Races were held in Dickinson’s Landing.  There was a race track. This was later bought by  rather a renowned horseman in this part of the country, who many of us remembered in Jimmy Conners. Jimmy had a stable, a boarding stable at the racetrack, which was equal distance from Dickinson’s Landing and Wales, right here along the graveyard road across  Hoople’s Creek and a little bridge, and up to the beautiful sand track. One horse he had, Gilbert Gratton, wouldn’t race unless an  old nanny goat was with him, standing right at the side of the track, wouldn’t go in the horse wagon unless the nanny goat went in first, wouldn’t go into his stall unless the nanny goat was in there, and wouldn’t start a race unless she was standing near the  starting line. One time, a new handler of the nanny goat had the goat at the starting line, Gilbert Gratton was off to a good start, but on the second lap, he glanced over and the young lad, with the nanny goat, had left.  So Gilbert Gratton just quit. That was  the end of the race for him, half way through.

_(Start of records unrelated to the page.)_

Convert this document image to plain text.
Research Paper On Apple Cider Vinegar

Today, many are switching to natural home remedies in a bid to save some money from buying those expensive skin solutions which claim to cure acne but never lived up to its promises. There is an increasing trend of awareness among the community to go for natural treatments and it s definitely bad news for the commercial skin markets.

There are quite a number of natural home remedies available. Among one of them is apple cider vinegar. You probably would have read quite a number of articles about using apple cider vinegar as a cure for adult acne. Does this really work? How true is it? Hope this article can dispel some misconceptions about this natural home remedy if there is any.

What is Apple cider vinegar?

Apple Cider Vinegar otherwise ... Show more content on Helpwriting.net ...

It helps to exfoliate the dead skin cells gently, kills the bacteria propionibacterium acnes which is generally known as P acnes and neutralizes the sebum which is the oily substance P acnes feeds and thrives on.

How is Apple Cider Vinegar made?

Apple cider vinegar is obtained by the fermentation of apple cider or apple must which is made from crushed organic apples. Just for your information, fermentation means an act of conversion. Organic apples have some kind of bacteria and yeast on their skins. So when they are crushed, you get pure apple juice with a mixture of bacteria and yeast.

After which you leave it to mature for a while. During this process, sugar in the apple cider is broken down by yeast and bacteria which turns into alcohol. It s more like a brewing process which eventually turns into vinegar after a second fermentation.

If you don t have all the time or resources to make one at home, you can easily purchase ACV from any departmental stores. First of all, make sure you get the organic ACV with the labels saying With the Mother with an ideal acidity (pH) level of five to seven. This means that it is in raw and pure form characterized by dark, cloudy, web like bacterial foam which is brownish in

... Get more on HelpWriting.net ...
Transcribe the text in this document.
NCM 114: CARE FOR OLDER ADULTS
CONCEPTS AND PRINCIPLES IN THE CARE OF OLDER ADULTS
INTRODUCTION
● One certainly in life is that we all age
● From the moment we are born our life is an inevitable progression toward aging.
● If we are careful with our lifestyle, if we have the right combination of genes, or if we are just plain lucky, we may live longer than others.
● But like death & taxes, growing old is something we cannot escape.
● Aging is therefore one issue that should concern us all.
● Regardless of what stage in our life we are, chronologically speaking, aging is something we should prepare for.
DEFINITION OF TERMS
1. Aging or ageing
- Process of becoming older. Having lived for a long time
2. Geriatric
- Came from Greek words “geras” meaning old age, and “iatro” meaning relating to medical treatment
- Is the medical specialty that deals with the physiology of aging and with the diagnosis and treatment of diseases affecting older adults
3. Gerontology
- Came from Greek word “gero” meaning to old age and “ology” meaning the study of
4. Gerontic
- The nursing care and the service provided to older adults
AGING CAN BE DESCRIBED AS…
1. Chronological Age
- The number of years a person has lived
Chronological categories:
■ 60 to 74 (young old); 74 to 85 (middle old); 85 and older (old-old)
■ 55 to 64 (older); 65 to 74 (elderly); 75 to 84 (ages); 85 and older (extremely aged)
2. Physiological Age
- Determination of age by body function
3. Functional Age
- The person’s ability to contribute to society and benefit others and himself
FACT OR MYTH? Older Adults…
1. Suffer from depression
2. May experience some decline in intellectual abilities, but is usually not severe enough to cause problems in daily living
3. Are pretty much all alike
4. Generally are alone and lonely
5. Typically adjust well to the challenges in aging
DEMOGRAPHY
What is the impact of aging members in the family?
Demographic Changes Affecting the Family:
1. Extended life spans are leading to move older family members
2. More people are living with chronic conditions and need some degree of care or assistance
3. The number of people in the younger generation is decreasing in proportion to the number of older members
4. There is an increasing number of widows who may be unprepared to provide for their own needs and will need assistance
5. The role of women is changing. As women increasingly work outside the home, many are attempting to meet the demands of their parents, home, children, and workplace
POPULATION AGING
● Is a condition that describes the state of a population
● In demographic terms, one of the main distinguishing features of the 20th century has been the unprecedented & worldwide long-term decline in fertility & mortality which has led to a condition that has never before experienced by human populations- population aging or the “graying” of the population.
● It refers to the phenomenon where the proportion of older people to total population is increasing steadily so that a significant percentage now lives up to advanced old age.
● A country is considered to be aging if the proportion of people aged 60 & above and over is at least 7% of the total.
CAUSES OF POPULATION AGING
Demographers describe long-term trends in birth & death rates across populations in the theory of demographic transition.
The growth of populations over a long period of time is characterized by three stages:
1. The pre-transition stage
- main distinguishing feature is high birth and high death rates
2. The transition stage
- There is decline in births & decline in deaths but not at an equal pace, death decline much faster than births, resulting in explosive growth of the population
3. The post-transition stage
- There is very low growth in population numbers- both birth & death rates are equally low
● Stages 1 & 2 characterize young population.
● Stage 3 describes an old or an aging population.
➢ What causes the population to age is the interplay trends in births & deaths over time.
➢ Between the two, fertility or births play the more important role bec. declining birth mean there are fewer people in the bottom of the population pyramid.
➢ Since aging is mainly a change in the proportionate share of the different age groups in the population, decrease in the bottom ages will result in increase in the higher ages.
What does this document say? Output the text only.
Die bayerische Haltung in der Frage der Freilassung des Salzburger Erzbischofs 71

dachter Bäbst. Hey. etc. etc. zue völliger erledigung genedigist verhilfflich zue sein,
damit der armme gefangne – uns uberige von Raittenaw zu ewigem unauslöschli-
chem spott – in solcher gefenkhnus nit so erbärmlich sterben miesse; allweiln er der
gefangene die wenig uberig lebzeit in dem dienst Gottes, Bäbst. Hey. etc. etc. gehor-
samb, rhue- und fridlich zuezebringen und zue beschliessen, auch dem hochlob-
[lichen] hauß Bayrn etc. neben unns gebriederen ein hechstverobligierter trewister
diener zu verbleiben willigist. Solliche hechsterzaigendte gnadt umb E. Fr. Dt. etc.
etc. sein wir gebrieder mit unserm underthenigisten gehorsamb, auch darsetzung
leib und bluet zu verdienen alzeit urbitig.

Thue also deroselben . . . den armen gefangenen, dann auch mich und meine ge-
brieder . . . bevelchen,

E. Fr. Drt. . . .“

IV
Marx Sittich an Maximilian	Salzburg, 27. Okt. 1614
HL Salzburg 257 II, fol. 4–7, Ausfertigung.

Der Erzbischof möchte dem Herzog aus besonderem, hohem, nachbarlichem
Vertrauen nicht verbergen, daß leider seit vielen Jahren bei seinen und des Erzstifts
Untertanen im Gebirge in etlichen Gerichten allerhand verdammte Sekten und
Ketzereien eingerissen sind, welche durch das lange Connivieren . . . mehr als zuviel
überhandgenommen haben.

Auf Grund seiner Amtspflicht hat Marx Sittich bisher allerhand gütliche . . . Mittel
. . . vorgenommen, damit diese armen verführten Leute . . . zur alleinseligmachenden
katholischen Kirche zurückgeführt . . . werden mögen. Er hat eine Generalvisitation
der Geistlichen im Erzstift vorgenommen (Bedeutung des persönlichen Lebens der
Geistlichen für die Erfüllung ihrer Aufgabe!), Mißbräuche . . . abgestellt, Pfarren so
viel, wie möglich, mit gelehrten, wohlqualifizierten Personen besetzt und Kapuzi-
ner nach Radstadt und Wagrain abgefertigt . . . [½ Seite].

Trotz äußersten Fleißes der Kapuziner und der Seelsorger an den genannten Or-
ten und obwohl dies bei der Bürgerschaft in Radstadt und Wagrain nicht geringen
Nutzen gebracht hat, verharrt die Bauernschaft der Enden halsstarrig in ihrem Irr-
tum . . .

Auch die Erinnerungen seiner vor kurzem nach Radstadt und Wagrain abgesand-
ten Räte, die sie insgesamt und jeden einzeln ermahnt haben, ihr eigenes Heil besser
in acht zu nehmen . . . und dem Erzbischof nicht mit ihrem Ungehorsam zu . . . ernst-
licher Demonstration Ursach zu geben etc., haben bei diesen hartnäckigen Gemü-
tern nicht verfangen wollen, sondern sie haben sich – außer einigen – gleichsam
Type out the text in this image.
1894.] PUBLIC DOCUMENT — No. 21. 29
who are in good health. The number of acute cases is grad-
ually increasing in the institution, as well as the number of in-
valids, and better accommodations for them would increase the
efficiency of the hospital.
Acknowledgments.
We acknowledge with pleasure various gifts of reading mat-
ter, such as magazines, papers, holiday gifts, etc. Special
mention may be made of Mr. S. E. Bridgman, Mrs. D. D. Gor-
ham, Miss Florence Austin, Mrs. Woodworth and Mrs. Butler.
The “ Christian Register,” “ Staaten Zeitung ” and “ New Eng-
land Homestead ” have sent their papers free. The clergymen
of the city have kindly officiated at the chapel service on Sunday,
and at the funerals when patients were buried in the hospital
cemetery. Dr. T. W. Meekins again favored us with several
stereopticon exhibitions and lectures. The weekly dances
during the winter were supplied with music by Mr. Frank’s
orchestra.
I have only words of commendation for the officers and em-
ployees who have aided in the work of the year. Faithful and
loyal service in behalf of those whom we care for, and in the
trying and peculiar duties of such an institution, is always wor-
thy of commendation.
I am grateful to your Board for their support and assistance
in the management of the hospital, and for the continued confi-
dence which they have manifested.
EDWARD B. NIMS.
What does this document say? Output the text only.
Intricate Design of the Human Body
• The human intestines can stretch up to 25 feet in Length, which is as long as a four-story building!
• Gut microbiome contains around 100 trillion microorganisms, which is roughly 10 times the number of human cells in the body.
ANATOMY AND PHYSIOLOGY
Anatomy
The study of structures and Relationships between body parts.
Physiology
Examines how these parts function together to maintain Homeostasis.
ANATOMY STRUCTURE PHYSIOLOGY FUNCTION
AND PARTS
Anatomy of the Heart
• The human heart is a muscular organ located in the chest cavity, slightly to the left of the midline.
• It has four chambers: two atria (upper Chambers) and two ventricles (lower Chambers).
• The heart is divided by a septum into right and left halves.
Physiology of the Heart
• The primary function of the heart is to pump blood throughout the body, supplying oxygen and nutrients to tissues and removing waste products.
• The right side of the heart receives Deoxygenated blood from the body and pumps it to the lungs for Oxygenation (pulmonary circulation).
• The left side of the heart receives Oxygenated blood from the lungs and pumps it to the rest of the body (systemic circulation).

Most of the recreation of Dickinson’s Landing was in the summer time, swimming, boating – many people could simply walk to the edge of the lot and there was the boat in the little wharf, and start the motor and away they’d go.  The proximity of the river accounts for so many of the people in Dickinson’s Landing being riverboat  men. Frank Dishaw, now retired here in Ingleside, was a riverboat  captain; Walter Mills, for many years, was Captain of the Canada Starch Co. ship. Dickinson’s Landing has all sorts of anecdotes; like so many anecdotes, unless one really does know the  people involved, the humour is often lost.  One thing I’ve always heard was Dickinson’s Landing was a great place for nicknames. The McFees, Alec, who was called Arctic or North,  because, of course, he was so frosty, and his brother was called Friday, because he was long and lean. Many people only remembered the village because it was a long skinny village, with a long name,  on your way to Montreal, or on your way to Toronto. There wasn’t really very much there to make anyone stop, but it was home  to many people until the year of the flood, 1958  A.D.